Tasarrufta tavsiye değil, talimat için Cuhurbaşkanlığı Genelgesi gerekiyor
57’nci hükümetten sonra ilk kurulan AK Parti hükümeti de bunu kullandı. Yani birkaç yıl boyunca biz bu tasarruf genelgesini kullandık. Kamuda tasarruf meselesi, döndü dolaştı bugün de önemli mesele haline geldi. Ama daha evvelki tasarruf genelgesini Hazine Ve Maliye Bakanı göndermişti. Hiçbir etkisi olmadı. Çok iyi hatırlıyorum. Eski bir valimiz “Gücün olmadıktan sonra talimatın tavsiye eden öteye geçmez” diyordu. Güçlü bir ses tarafından bu metnin yazılması gerekiyor. Demek ki Cumhurbaşkanlığı Genelgesi olarak bunun yayınlanması gerekir. Aksi takdirde yine tavsiye niteliğinde olacak. 2002’nin şartları ile bugünün şartlarını karşılaştırdığımızda bakın nelerimiz var: Devasa binalarımız var. Muazzam demirbaşlarımız var. Bunların sadece sevk ve idaresi için harcanan para, en tasarruflu haliyle bile astronomik düzeyde. Dev gibi hastane binalarımız, adliye saraylarımız var. Kamunun elinde inanılmaz büyük metrekarelerde binalar var. Bakım gerektiren çok sayıda ulaşım aracı var. Uçaklar var, hava araçları var ve beslenmesi gereken dev gibi bir dijital altyapı var. Rekor üzerine rekor kıran kamu harcamalarını dizginlemek çok önemli. Bunu anlıyorum. “Neyi fahiş olarak görüyoruz?” sorusunun yanına “Tasarruf olarak neyi kastediyoruz?” sorusunu da eklemek gerekiyor. Kamu, neyi önemsiz sayacak? Bir de bütçe içerisinde alınmasından vazgeçilen 1,5 trilyon lira var. Dolayısıyla bunlardan da vazgeçmek gerekiyor.
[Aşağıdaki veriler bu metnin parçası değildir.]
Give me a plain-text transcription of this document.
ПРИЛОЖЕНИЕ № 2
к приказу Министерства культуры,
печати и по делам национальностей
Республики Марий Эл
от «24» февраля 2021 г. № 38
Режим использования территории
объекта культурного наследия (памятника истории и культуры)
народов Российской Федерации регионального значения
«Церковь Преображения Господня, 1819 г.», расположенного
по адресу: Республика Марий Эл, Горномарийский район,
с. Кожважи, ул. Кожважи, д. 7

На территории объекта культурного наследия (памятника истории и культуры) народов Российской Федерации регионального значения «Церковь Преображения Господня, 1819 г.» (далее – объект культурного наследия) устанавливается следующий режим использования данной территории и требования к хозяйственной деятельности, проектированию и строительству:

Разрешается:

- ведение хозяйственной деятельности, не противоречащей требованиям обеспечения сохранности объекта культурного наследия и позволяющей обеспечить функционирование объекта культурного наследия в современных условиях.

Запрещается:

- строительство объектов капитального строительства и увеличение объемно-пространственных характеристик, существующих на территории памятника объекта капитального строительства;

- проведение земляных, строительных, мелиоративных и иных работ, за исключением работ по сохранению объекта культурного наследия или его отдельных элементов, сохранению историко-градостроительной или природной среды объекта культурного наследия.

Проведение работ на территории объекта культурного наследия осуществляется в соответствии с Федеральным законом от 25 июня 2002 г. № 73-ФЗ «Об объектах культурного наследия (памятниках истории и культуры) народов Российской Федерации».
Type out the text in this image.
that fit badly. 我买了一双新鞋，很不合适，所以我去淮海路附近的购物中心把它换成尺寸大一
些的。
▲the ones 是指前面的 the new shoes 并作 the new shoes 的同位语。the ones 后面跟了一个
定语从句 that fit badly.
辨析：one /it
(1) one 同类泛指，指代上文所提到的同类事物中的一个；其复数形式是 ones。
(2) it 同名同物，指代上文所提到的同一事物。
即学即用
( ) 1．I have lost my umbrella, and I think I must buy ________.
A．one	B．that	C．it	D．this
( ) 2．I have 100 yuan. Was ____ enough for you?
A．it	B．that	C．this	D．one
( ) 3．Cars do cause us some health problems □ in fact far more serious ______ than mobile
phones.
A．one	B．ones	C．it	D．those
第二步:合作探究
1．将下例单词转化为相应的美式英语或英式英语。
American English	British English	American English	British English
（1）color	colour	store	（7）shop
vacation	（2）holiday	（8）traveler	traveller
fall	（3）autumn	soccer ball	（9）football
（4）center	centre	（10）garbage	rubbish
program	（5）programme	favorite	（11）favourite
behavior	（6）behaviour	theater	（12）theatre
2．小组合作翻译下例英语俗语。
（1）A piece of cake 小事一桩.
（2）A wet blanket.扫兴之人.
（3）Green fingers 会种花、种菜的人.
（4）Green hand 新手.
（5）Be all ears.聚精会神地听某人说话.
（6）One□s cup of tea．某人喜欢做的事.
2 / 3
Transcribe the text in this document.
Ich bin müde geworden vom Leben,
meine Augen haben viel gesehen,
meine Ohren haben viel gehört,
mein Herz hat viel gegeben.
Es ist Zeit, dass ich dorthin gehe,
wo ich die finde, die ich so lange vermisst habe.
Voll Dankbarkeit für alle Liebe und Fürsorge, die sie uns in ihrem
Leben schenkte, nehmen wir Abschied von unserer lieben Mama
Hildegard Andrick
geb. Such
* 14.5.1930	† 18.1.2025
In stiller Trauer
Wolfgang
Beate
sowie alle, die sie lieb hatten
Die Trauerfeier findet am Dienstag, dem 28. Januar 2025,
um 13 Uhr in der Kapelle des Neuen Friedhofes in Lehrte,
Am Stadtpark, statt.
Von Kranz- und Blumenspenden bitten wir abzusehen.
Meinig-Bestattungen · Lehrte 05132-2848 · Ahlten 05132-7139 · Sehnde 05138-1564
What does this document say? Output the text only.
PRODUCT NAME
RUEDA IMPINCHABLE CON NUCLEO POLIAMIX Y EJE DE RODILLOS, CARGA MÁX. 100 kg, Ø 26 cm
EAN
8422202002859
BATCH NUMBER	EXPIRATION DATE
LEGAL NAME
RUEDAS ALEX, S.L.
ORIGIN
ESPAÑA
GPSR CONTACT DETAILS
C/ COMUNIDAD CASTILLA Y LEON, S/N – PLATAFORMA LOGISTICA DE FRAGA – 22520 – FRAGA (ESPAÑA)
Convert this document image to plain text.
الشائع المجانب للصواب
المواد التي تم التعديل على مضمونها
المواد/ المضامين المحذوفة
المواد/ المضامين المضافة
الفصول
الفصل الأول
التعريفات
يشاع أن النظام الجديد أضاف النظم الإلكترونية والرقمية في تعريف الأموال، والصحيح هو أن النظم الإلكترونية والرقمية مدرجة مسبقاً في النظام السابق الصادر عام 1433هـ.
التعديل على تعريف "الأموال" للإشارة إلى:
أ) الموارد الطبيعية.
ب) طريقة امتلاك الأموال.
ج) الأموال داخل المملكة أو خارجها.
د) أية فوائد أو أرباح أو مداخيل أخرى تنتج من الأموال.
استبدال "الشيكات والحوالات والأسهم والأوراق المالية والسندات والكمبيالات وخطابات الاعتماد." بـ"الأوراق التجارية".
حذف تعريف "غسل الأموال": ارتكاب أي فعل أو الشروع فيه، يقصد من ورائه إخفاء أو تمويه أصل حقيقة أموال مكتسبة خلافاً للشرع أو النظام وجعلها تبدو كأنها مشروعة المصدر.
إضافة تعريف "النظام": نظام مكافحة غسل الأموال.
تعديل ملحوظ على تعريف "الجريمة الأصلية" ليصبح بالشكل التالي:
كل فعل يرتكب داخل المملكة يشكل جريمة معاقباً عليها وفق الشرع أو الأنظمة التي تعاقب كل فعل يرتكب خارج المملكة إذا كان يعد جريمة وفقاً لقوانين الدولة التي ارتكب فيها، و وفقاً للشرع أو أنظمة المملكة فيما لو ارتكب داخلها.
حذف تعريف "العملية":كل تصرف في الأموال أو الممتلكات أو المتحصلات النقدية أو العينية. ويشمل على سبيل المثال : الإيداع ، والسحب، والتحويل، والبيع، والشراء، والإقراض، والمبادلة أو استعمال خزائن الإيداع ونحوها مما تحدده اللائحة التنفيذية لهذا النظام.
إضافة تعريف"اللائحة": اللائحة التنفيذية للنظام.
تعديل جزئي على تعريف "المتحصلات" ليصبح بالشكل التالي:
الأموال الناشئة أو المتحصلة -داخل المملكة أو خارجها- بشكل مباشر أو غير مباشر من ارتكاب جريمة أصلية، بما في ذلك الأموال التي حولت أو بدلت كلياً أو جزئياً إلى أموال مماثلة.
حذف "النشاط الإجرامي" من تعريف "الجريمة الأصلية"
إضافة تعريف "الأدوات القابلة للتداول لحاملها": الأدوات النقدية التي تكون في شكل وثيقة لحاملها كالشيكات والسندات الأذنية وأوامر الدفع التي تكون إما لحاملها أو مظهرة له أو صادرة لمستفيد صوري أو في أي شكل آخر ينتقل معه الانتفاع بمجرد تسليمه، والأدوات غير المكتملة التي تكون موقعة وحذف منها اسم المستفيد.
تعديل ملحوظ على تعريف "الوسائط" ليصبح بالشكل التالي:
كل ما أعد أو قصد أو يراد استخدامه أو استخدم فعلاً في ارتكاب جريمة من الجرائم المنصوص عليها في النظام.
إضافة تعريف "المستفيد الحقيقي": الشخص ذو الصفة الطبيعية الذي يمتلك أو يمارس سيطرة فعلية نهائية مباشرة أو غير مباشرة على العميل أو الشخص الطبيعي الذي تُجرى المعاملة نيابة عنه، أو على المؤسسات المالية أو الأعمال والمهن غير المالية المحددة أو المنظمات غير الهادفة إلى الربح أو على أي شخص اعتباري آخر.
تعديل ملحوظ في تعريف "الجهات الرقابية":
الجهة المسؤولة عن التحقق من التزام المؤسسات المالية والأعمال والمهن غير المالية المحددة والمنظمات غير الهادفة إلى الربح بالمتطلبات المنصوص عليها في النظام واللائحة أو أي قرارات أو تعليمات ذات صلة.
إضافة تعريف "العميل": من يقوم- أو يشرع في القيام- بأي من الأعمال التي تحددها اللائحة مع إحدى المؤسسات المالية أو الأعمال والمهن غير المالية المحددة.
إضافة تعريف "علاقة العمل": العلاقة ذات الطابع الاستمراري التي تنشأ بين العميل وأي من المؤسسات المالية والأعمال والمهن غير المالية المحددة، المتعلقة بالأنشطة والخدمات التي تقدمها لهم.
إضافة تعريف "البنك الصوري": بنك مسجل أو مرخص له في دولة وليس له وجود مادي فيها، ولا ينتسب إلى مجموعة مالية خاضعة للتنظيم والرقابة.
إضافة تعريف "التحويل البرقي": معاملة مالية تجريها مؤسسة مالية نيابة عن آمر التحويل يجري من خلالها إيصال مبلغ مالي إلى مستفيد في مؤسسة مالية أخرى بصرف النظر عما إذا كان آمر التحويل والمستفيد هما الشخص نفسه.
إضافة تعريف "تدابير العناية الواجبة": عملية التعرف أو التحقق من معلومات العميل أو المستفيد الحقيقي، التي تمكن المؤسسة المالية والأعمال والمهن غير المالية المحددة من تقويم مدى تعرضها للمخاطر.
Bu hafta kulislere sızan bir haber var. Onu takip ediyorum. Kilit noktadaki bürokratlar ile alakalı sayın Cumhurbaşkanının bir tasarrufta bulunması bekleniyor. Eğer bu gerçekleşirse o zaman topyekun bir beyaz sayfa açma ihtimali var. Birçok kilit noktadaki bürokratın yeri değiştirilecek. Belki de görevden alınacak yerine bir başkası atanacak. Dolayısıyla yeni atanan bürokratların hemen arkasından büyük ihtimalle bu genelge yayınlanacak. Bu arada da etkin piyasa denetimleriyle fahiş fiyat kontrolü yapılır. Ben yine de meselenin kilitlendiği yerin burası olmadığını, Türkiye'nin serbest piyasa mantığından çok hızlı bir şekilde uzaklaştığını, aslında serbest piyasayı engellemek adına yapılan tüm adımların piyasayı başıboş bıraktığını, bozguncuların fırsat bulduğunu düşünüyorum.